INSPIRED BY tumblr, Nina Freeman, and cute brands
Tumblr is a huge source of inspiration for me. I have a secret tumblr blog that I keep password protected and I reblog a ton of images that I feel like would be cool to incorporate in current and future projects. I also love Nina Freeman’s work because I really admire her ability to articulate her experiences through her games. When I was little, I watched a ton of cartoons and I really liked this cute fashion brand called Tokidoki. Basically, I grew up with Sanrio and Studio Ghibli and I don’t think those two sources have ever left me.

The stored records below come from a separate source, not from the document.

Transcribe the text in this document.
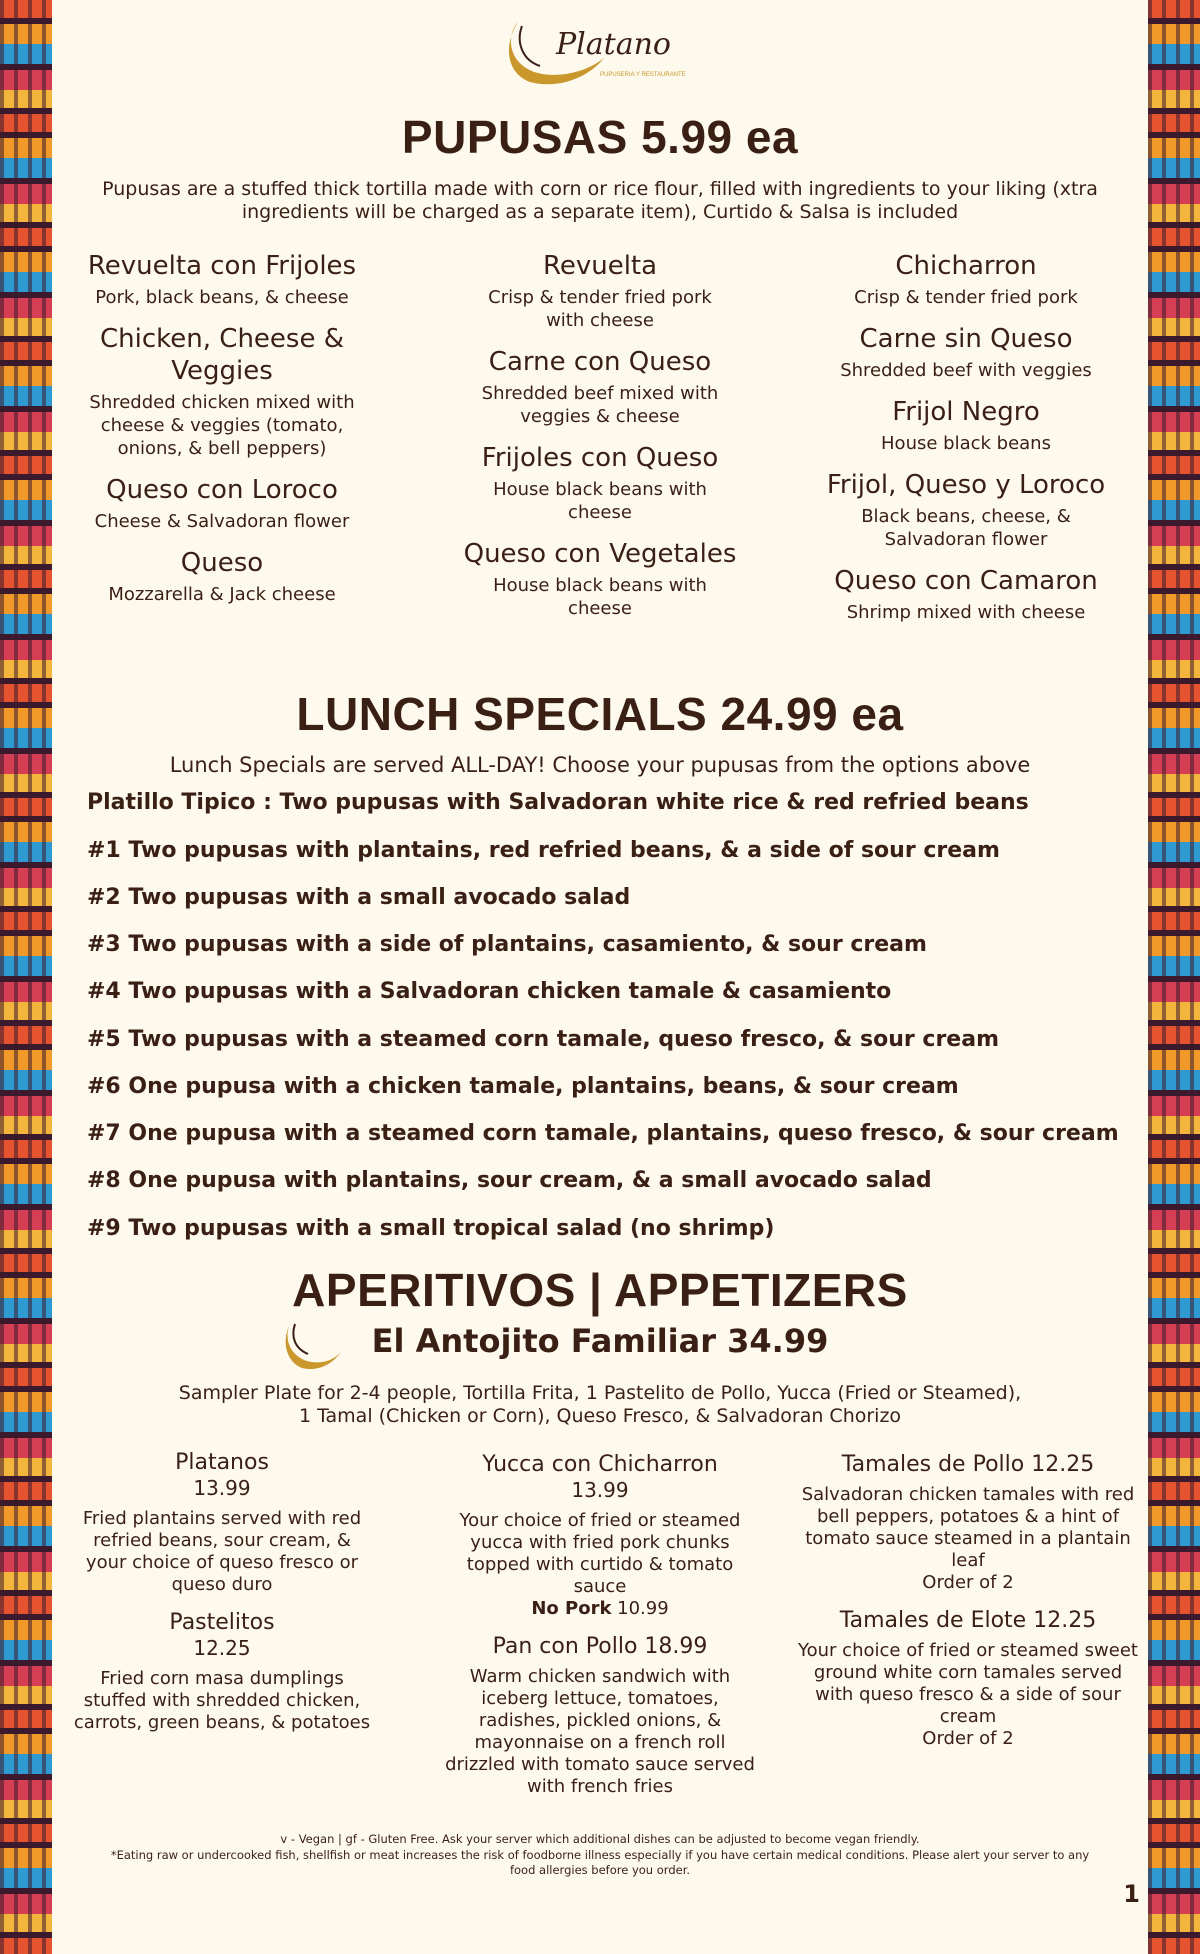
Platano
PUPUSERIA Y RESTAURANTE
PUPUSAS 5.99 ea
Pupusas are a stuffed thick tortilla made with corn or rice flour, filled with ingredients to your liking (xtra ingredients will be charged as a separate item), Curtido & Salsa is included
Revuelta con Frijoles
Pork, black beans, & cheese
Chicken, Cheese & Veggies
Shredded chicken mixed with cheese & veggies (tomato, onions, & bell peppers)
Queso con Loroco
Cheese & Salvadoran flower
Queso
Mozzarella & Jack cheese
Revuelta
Crisp & tender fried pork with cheese
Carne con Queso
Shredded beef mixed with veggies & cheese
Frijoles con Queso
House black beans with cheese
Queso con Vegetales
House black beans with cheese
Chicharron
Crisp & tender fried pork
Carne sin Queso
Shredded beef with veggies
Frijol Negro
House black beans
Frijol, Queso y Loroco
Black beans, cheese, & Salvadoran flower
Queso con Camaron
Shrimp mixed with cheese
LUNCH SPECIALS 24.99 ea
Lunch Specials are served ALL-DAY! Choose your pupusas from the options above
Platillo Tipico : Two pupusas with Salvadoran white rice & red refried beans
#1 Two pupusas with plantains, red refried beans, & a side of sour cream
#2 Two pupusas with a small avocado salad
#3 Two pupusas with a side of plantains, casamiento, & sour cream
#4 Two pupusas with a Salvadoran chicken tamale & casamiento
#5 Two pupusas with a steamed corn tamale, queso fresco, & sour cream
#6 One pupusa with a chicken tamale, plantains, beans, & sour cream
#7 One pupusa with a steamed corn tamale, plantains, queso fresco, & sour cream
#8 One pupusa with plantains, sour cream, & a small avocado salad
#9 Two pupusas with a small tropical salad (no shrimp)
APERITIVOS | APPETIZERS
El Antojito Familiar 34.99
Sampler Plate for 2-4 people, Tortilla Frita, 1 Pastelito de Pollo, Yucca (Fried or Steamed), 1 Tamal (Chicken or Corn), Queso Fresco, & Salvadoran Chorizo
Platanos
13.99
Fried plantains served with red refried beans, sour cream, & your choice of queso fresco or queso duro
Pastelitos
12.25
Fried corn masa dumplings stuffed with shredded chicken, carrots, green beans, & potatoes
Yucca con Chicharron
13.99
Your choice of fried or steamed yucca with fried pork chunks topped with curtido & tomato sauce
No Pork 10.99
Pan con Pollo 18.99
Warm chicken sandwich with iceberg lettuce, tomatoes, radishes, pickled onions, & mayonnaise on a french roll drizzled with tomato sauce served with french fries
Tamales de Pollo 12.25
Salvadoran chicken tamales with red bell peppers, potatoes & a hint of tomato sauce steamed in a plantain leaf
Order of 2
Tamales de Elote 12.25
Your choice of fried or steamed sweet ground white corn tamales served with queso fresco & a side of sour cream
Order of 2
v - Vegan | gf - Gluten Free. Ask your server which additional dishes can be adjusted to become vegan friendly.
*Eating raw or undercooked fish, shellfish or meat increases the risk of foodborne illness especially if you have certain medical conditions. Please alert your server to any food allergies before you order.
1
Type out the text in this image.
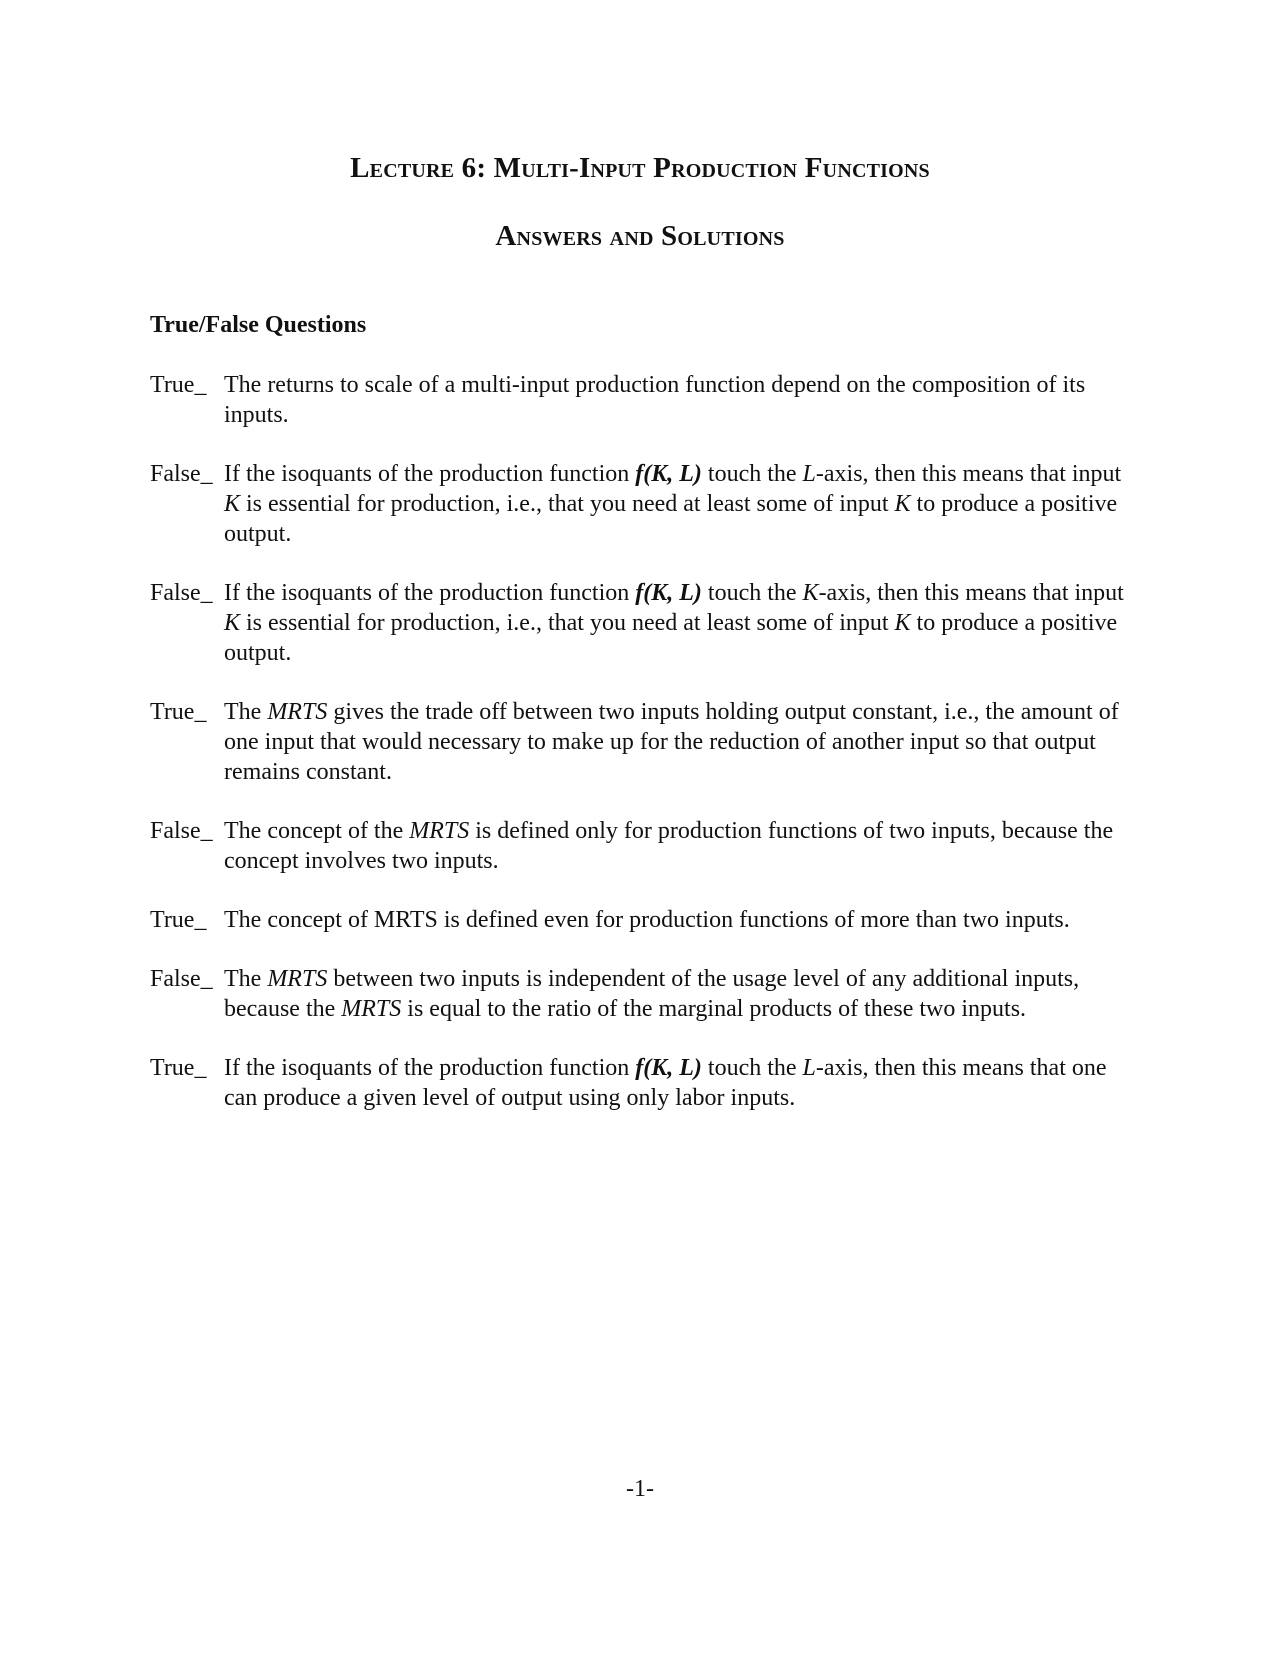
Lecture 6: Multi-Input Production Functions
Answers and Solutions
True/False Questions
True_ The returns to scale of a multi-input production function depend on the composition of its inputs.
False_ If the isoquants of the production function f(K, L) touch the L-axis, then this means that input K is essential for production, i.e., that you need at least some of input K to produce a positive output.
False_ If the isoquants of the production function f(K, L) touch the K-axis, then this means that input K is essential for production, i.e., that you need at least some of input K to produce a positive output.
True_ The MRTS gives the trade off between two inputs holding output constant, i.e., the amount of one input that would necessary to make up for the reduction of another input so that output remains constant.
False_ The concept of the MRTS is defined only for production functions of two inputs, because the concept involves two inputs.
True_ The concept of MRTS is defined even for production functions of more than two inputs.
False_ The MRTS between two inputs is independent of the usage level of any additional inputs, because the MRTS is equal to the ratio of the marginal products of these two inputs.
True_ If the isoquants of the production function f(K, L) touch the L-axis, then this means that one can produce a given level of output using only labor inputs.
-1-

REMEMBERS PLAYING puzzle games and Loco Roco
I played a lot of Zoombinis and Nitrome games. Growing up, I really liked Loco Roco (for the PSP). I think that one stuck for me because everything is so cute and delightful and squishy.
HAS DIFFICULTY striking the right balance
Adjusting full-time as a game developer this summer... IS TOUGH. I got really frustrated at myself for not being able to exert as much energy in my social interactions as I used to. All of a sudden, I find myself dreading crowded spaces and talking to people, and I really wish I didn’t! I think constantly creating stuff makes me more introverted and sometimes it’s tough for me to unwind without feeling terrible about it. So, yeah, work-life balance is pretty challenging but I’m getting better it!
GETS UNSTUCK BY working with her hands
When I get artist’s block, I like spending time just looking at things on the internet and getting inspired by them. I’ll look at beautiful images or videos that might have an aesthetic that I’m trying to develop for a project. Sometimes I’ll browse with a particular interest in mind like color palettes or shapes. For design, I go straight to paper prototyping. I like cutting up and playing around with tangible pieces because it’s really satisfying (and far less daunting) to flesh out ideas on paper that to go straight to software.
SEES HER WORK AS cute and playful
I am moving in a lot of different styles at the moment, so I would say a limited color palette is a unifying element to my work. I also tend to gravitate towards simple and clean shapes. Currently, I really adore soft pastel colors and something that I’ve always been incorporating in my work is cute expressive faces on my characters. For Beglitched, I wanted to embrace more of the playful and whimsical side of computers as opposed to the traditional and dark elements in the cyberpunk genre.
WANTS TO make more games!
I want keep making games and I want people to know that! I want to make a lot of money and give all that money away and have some left over to get by and make more games. I’m starting to prototype a game for my senior capstone project called Consume Me, it’s about a personal experience with dieting when I was in high school and I’m really excited to work on that as well.
WANTS VIDEO GAMES TO be beautiful
Usually, the visual aesthetic of a game is the first thing that captures my attention. Games with a distinctive visual style can have the ability to resonate with different audiences. To me, art and beauty ought to compliment the game design instead of work against it and I believe it’s important to strike a balance between the visual design and rules of a game to bring out the most compelling experience for players.